Positionen der SPD Schleswig-Holstein zur deutschen Außen- und Sicherheitspolitik

„So viel Kraft und Zeit die Innenpolitik auch immer fordern mag, es kann gut sein, dass Deutschland sich eines Tages den Vorwurf machen muss, es hätte die Chance verschlafen und die Möglichkeiten ungenutzt gelassen, die ihm die neue Lage nach dem Ende des Ost-West-Konflikts geboten hat. Das vereinte Deutschland steht, so souverän wie es die eingegangenen Bündnisverpflichtungen zulassen, d.h. so souverän wie jeder Staat, mit größerem Gewicht vor einem neuen Abschnitt seiner Geschichte… Nach dem Ende des Zweiten Weltkriegs geteilt, beschützt und beherrscht ist es nun frei, seine Rolle zu bestimmen.“

(Egon Bahr, Deutsche Interessen, 1998)


Die neue Debatte über die internationale Verantwortung Deutschlands

Außenminister Frank-Walter Steinmeier hat bei der Amtsübergabe im Auswärtigen Amt am 17. Dezember 2013 eine „kritische Selbstprüfung“ der deutschen Außen- und Sicherheitspolitik angekündigt: „Wir brauchen heute einen erwachsenen, aufgeklärten Diskurs über den institutionellen Rahmen, in dem sich unser außenpolitisches Handeln bewegen soll, über das Maß an Verantwortung, das wir in den nächsten 10, 20 Jahren schultern können, aber auch darüber, wo die Grenzen unserer Leistungsfähigkeit sind.
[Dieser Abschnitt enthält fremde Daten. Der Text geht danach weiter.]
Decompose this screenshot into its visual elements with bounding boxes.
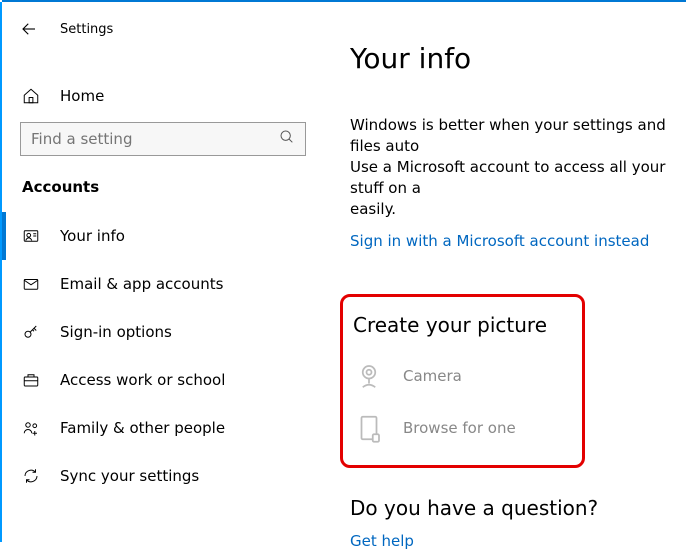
sidebar: Settings Home Accounts	[0, 2, 324, 542]
briefcase-icon	[22, 371, 40, 389]
home-icon	[22, 87, 40, 105]
arrow-left-icon	[20, 20, 38, 38]
nav-label: Family & other people	[60, 419, 225, 437]
sidebar-item-work[interactable]: Access work or school	[2, 356, 324, 404]
browse-label: Browse for one	[403, 419, 516, 437]
sync-icon	[22, 467, 40, 485]
search-box[interactable]	[20, 122, 306, 156]
section-heading: Accounts	[2, 156, 324, 204]
browse-icon	[353, 413, 385, 443]
main-content: Your info Windows is better when your se…	[324, 2, 686, 542]
picture-heading: Create your picture	[353, 313, 582, 337]
page-title: Your info	[350, 42, 686, 75]
app-frame: Settings Home Accounts	[0, 0, 686, 542]
sidebar-item-signin[interactable]: Sign-in options	[2, 308, 324, 356]
browse-option[interactable]: Browse for one	[353, 413, 582, 443]
camera-label: Camera	[403, 367, 462, 385]
highlight-box: Create your picture Camera Browse for on…	[340, 294, 585, 468]
search-input[interactable]	[31, 130, 279, 148]
info-line: easily.	[350, 200, 396, 218]
user-icon	[22, 227, 40, 245]
question-heading: Do you have a question?	[350, 496, 686, 520]
camera-icon	[353, 361, 385, 391]
home-item[interactable]: Home	[2, 74, 324, 118]
sidebar-item-sync[interactable]: Sync your settings	[2, 452, 324, 500]
title-bar: Settings	[2, 12, 324, 46]
key-icon	[22, 323, 40, 341]
nav-label: Sign-in options	[60, 323, 172, 341]
nav-label: Your info	[60, 227, 125, 245]
back-button[interactable]	[20, 20, 38, 38]
sidebar-item-family[interactable]: Family & other people	[2, 404, 324, 452]
signin-link[interactable]: Sign in with a Microsoft account instead	[350, 232, 649, 250]
home-label: Home	[60, 87, 104, 105]
camera-option[interactable]: Camera	[353, 361, 582, 391]
nav-label: Sync your settings	[60, 467, 199, 485]
nav-list: Your info Email & app accounts Sign-in o…	[2, 212, 324, 500]
sidebar-item-email[interactable]: Email & app accounts	[2, 260, 324, 308]
family-icon	[22, 419, 40, 437]
nav-label: Email & app accounts	[60, 275, 223, 293]
nav-label: Access work or school	[60, 371, 225, 389]
mail-icon	[22, 275, 40, 293]
info-text: Windows is better when your settings and…	[350, 115, 686, 220]
info-line: Use a Microsoft account to access all yo…	[350, 158, 665, 197]
window-title: Settings	[60, 22, 113, 37]
info-line: Windows is better when your settings and…	[350, 116, 666, 155]
search-icon	[279, 129, 295, 149]
get-help-link[interactable]: Get help	[350, 532, 414, 550]
sidebar-item-your-info[interactable]: Your info	[2, 212, 324, 260]
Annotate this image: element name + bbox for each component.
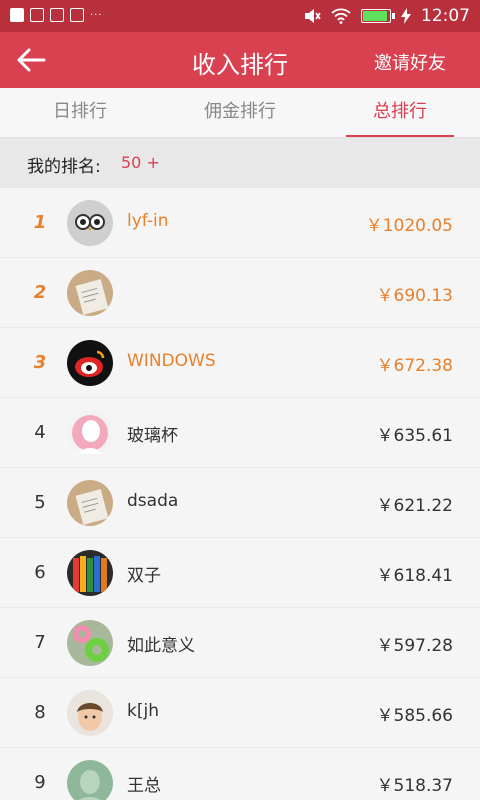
notification-icon: [10, 8, 24, 22]
income-amount: ￥1020.05: [365, 216, 453, 236]
sketch-avatar: [67, 760, 113, 800]
rank-number: 5: [34, 492, 46, 513]
app-header: 收入排行 邀请好友: [0, 32, 480, 88]
ranking-tabs: 日排行 佣金排行 总排行: [0, 88, 480, 138]
list-item[interactable]: 2 ￥690.13: [0, 258, 480, 328]
rank-number: 4: [34, 422, 46, 443]
income-amount: ￥635.61: [376, 426, 453, 446]
list-item[interactable]: 1 lyf-in ￥1020.05: [0, 188, 480, 258]
income-amount: ￥621.22: [376, 496, 453, 516]
charging-icon: [401, 8, 411, 24]
income-amount: ￥585.66: [376, 706, 453, 726]
mute-icon: [305, 9, 321, 23]
user-name: 如此意义: [127, 636, 195, 656]
rank-number: 6: [34, 562, 46, 583]
user-name: dsada: [127, 491, 179, 511]
clock: 12:07: [421, 6, 470, 26]
my-rank-bar: 我的排名: 50 +: [0, 138, 480, 188]
list-item[interactable]: 4 玻璃杯 ￥635.61: [0, 398, 480, 468]
income-amount: ￥518.37: [376, 776, 453, 796]
wifi-icon: [331, 8, 351, 24]
invite-friends-button[interactable]: 邀请好友: [374, 49, 446, 75]
list-item[interactable]: 5 dsada ￥621.22: [0, 468, 480, 538]
user-name: 双子: [127, 566, 161, 586]
income-amount: ￥690.13: [376, 286, 453, 306]
pencils-avatar: [67, 550, 113, 596]
rank-number: 8: [34, 702, 46, 723]
donut-avatar: [67, 620, 113, 666]
user-name: lyf-in: [127, 211, 169, 231]
my-rank-label: 我的排名:: [27, 157, 101, 177]
list-item[interactable]: 3 WINDOWS ￥672.38: [0, 328, 480, 398]
more-icon: ···: [90, 9, 103, 21]
status-bar: ··· 12:07: [0, 0, 480, 32]
mail-icon: [50, 8, 64, 22]
pink-avatar: [67, 410, 113, 456]
notification-icons: ···: [10, 8, 103, 22]
weibo-avatar: [67, 340, 113, 386]
rank-number: 1: [33, 212, 47, 233]
list-item[interactable]: 9 王总 ￥518.37: [0, 748, 480, 800]
user-name: 玻璃杯: [127, 426, 178, 446]
tab-commission-ranking[interactable]: 佣金排行: [160, 88, 320, 137]
income-amount: ￥672.38: [376, 356, 453, 376]
rank-number: 9: [34, 772, 46, 793]
income-amount: ￥618.41: [376, 566, 453, 586]
rank-number: 7: [34, 632, 46, 653]
my-rank-value: 50 +: [121, 153, 160, 172]
rank-number: 2: [33, 282, 47, 303]
tab-daily-ranking[interactable]: 日排行: [0, 88, 160, 137]
list-item[interactable]: 8 k[jh ￥585.66: [0, 678, 480, 748]
ranking-list: 1 lyf-in ￥1020.05 2 ￥690.13 3 WINDOWS ￥6…: [0, 188, 480, 800]
paper-avatar: [67, 480, 113, 526]
tab-total-ranking[interactable]: 总排行: [320, 88, 480, 137]
owl-avatar: [67, 200, 113, 246]
paper-avatar: [67, 270, 113, 316]
lock-icon: [70, 8, 84, 22]
list-item[interactable]: 6 双子 ￥618.41: [0, 538, 480, 608]
user-name: k[jh: [127, 701, 159, 721]
rank-number: 3: [33, 352, 47, 373]
income-amount: ￥597.28: [376, 636, 453, 656]
list-item[interactable]: 7 如此意义 ￥597.28: [0, 608, 480, 678]
battery-icon: [361, 9, 395, 23]
user-name: 王总: [127, 776, 161, 796]
app-icon: [30, 8, 44, 22]
child-avatar: [67, 690, 113, 736]
user-name: WINDOWS: [127, 351, 216, 371]
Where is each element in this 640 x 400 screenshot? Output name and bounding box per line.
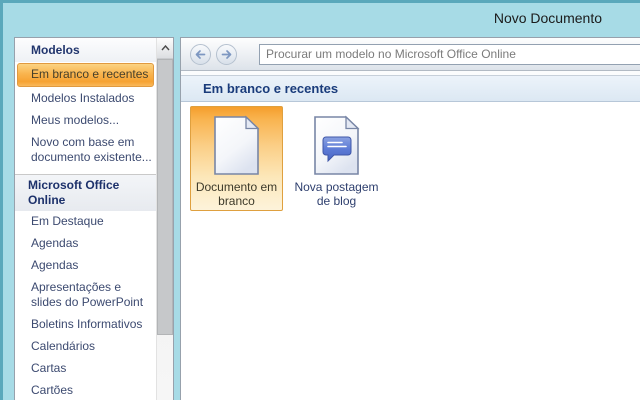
search-toolbar [181, 38, 640, 71]
sidebar-item-apresentacoes-powerpoint[interactable]: Apresentações e slides do PowerPoint [15, 277, 156, 314]
sidebar-section-microsoft-office-online: Microsoft Office Online [15, 174, 156, 211]
template-label: Nova postagem de blog [291, 180, 382, 208]
dialog-title: Novo Documento [494, 10, 602, 26]
sidebar-item-meus-modelos[interactable]: Meus modelos... [15, 110, 156, 132]
sidebar-item-agendas-2[interactable]: Agendas [15, 255, 156, 277]
sidebar-item-modelos-instalados[interactable]: Modelos Instalados [15, 88, 156, 110]
sidebar-item-em-branco-e-recentes[interactable]: Em branco e recentes [17, 63, 154, 87]
back-button[interactable] [190, 44, 211, 65]
sidebar-item-cartas[interactable]: Cartas [15, 358, 156, 380]
sidebar-item-calendarios[interactable]: Calendários [15, 336, 156, 358]
blank-document-icon [213, 115, 260, 176]
sidebar-item-cartoes[interactable]: Cartões [15, 380, 156, 400]
section-title: Em branco e recentes [181, 75, 640, 102]
template-tile-documento-em-branco[interactable]: Documento em branco [190, 106, 283, 211]
templates-sidebar: Modelos Em branco e recentes Modelos Ins… [14, 37, 174, 400]
search-input[interactable] [259, 44, 640, 65]
scrollbar-thumb[interactable] [157, 59, 173, 335]
template-tile-nova-postagem-de-blog[interactable]: Nova postagem de blog [290, 106, 383, 211]
new-document-dialog: Novo Documento Modelos Em branco e recen… [0, 0, 640, 400]
sidebar-header-modelos: Modelos [15, 38, 156, 62]
sidebar-item-agendas-1[interactable]: Agendas [15, 233, 156, 255]
sidebar-item-em-destaque[interactable]: Em Destaque [15, 211, 156, 233]
template-category-list: Modelos Em branco e recentes Modelos Ins… [15, 38, 156, 400]
titlebar: Novo Documento [3, 3, 640, 34]
template-gallery: Documento em branco [181, 102, 640, 211]
forward-button[interactable] [216, 44, 237, 65]
blog-post-icon [313, 115, 360, 176]
sidebar-item-boletins-informativos[interactable]: Boletins Informativos [15, 314, 156, 336]
sidebar-item-novo-com-base-documento-existente[interactable]: Novo com base em documento existente... [15, 132, 156, 169]
chevron-up-icon [161, 45, 170, 51]
main-panel: Em branco e recentes Documento em branco [180, 37, 640, 400]
sidebar-scrollbar[interactable] [156, 38, 173, 400]
scroll-up-button[interactable] [157, 38, 173, 59]
forward-icon [220, 48, 233, 61]
back-icon [194, 48, 207, 61]
template-label: Documento em branco [191, 180, 282, 208]
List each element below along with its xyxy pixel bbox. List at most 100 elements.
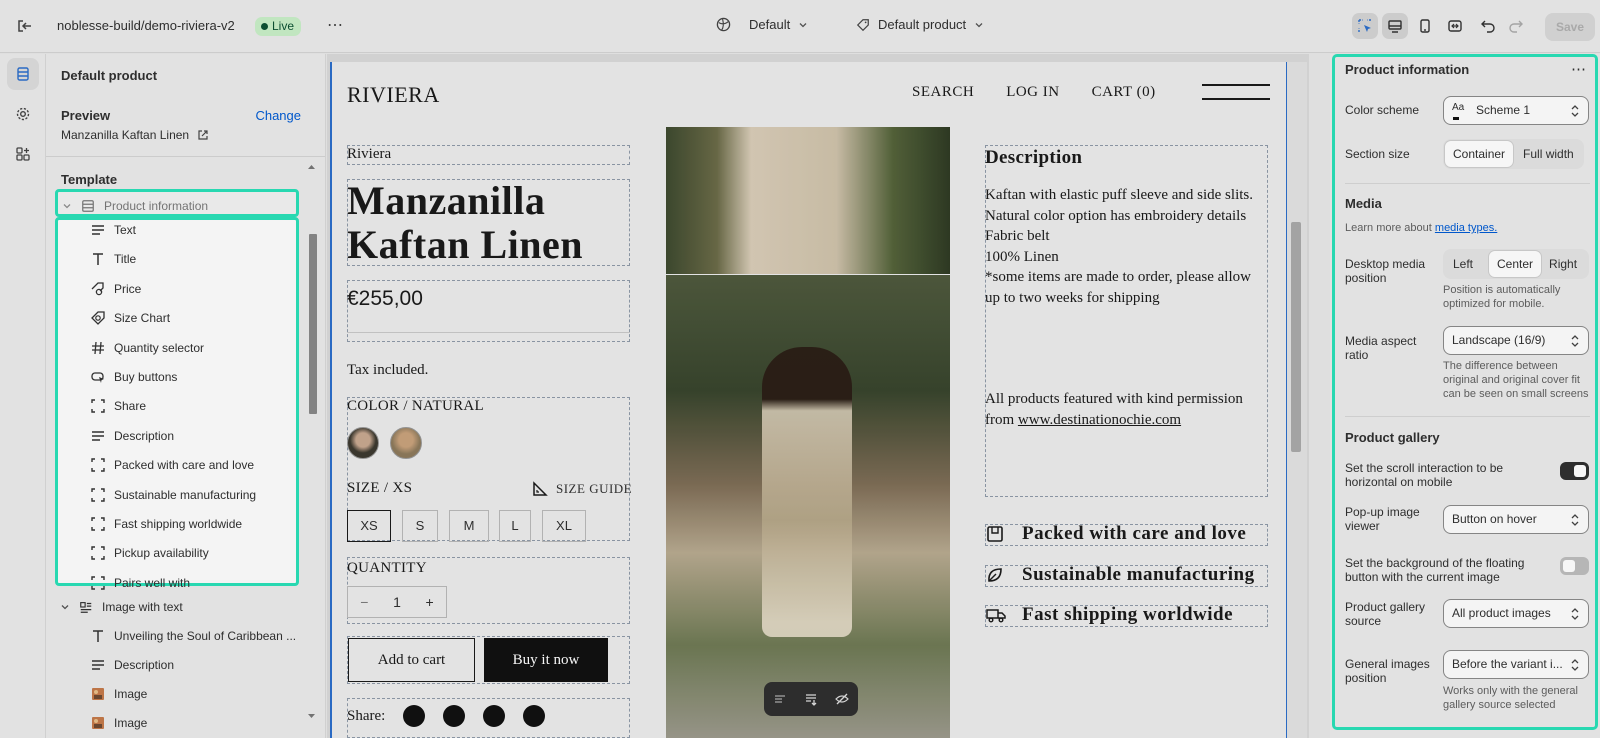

Deshalb will ich an den Beginn meiner zweiten Amtszeit eine solche Selbstverständigung über die Perspektiven deutscher Außenpolitik setzen… Und ich will das ganz bewusst nicht als klassischen innerministeriellen Prozess anlegen, sondern als Dialog des Auswärtigen Amtes mit den wichtigsten außen- und sicherheitspolitischen Stakeholdern unter Einschluss der Zivilgesellschaft.“

Die SPD Schleswig-Holstein begrüßt diese Debatte über die Ziele, Wege und Mittel deutscher Außen- und Sicherheitspolitik. Mit dieser Positionsbeschreibung wollen wir einen Beitrag dazu leisten. Wir tun dies, weil die Schleswig-Holsteinische SPD auf eine lange und gute Tradition erfolgreicher friedenspolitischer Initiativen zurückblicken kann. Bereits 1966 hat sich die schleswig-holsteinische SPD auf einem Landesparteitag („Eutiner Erklärung“) für eine neue Ost- und Entspannungspolitik ausgesprochen. Noch zu Zeiten der Teilung Europas hat sich Ministerpräsident Björn Engholm 1988 für eine engere wirtschaftliche und kulturelle Zusammenarbeit der Länder rund um die Ostsee ausgesprochen und dieser Region eine Brückenfunktion zwischen Ost und West zugesprochen. Und zu Recht kann Schleswig-Holstein als Vorbild für eine gelungene Minderheitenpolitik gegenüber den drei hier lebenden nationalen Minderheiten –die dänische Minderheit, die Volksgruppe der Friesen und die Sinti und Roma- gelten. Dazu kommt eine Verantwortlichkeit gegenüber der deutschen Minderheit in Dänemark. Alle in Schleswig-Holstein beheimateten nationalen Minderheiten stehen unter dem Schutz der Landesverfassung. Aus dieser Perspektive heraus sind wir überzeugt, dass gerade angesichts der Vielzahl an Krisen, Konflikte und Kriegen auf der Welt die Außen- und Sicherheitspolitik Deutschlands und Europas der Verständigung zwischen den Völkern und kulturellen Gruppierungen, der friedlichen Austragung von Konflikten, den Menschenrechten, der Abrüstung und der Schaffung einer gerechten Weltwirtschaftsordnung verpflichtet sein muss. Viele Konflikte entstehen in dem Spannungsverhältnis des Rechts auf nationale Selbstbestimmung einerseits und dem Prinzip der territorialen Integrität und der Unverletzlichkeit der Grenzen bestehender Staaten andererseits. Die aktuelle Ukraine-Krise zeigt, dass diese Debatte auch in Europa vordringlich ist, denn schlüssige befriedigende Antworten hierzu gibt es dazu bisher nicht.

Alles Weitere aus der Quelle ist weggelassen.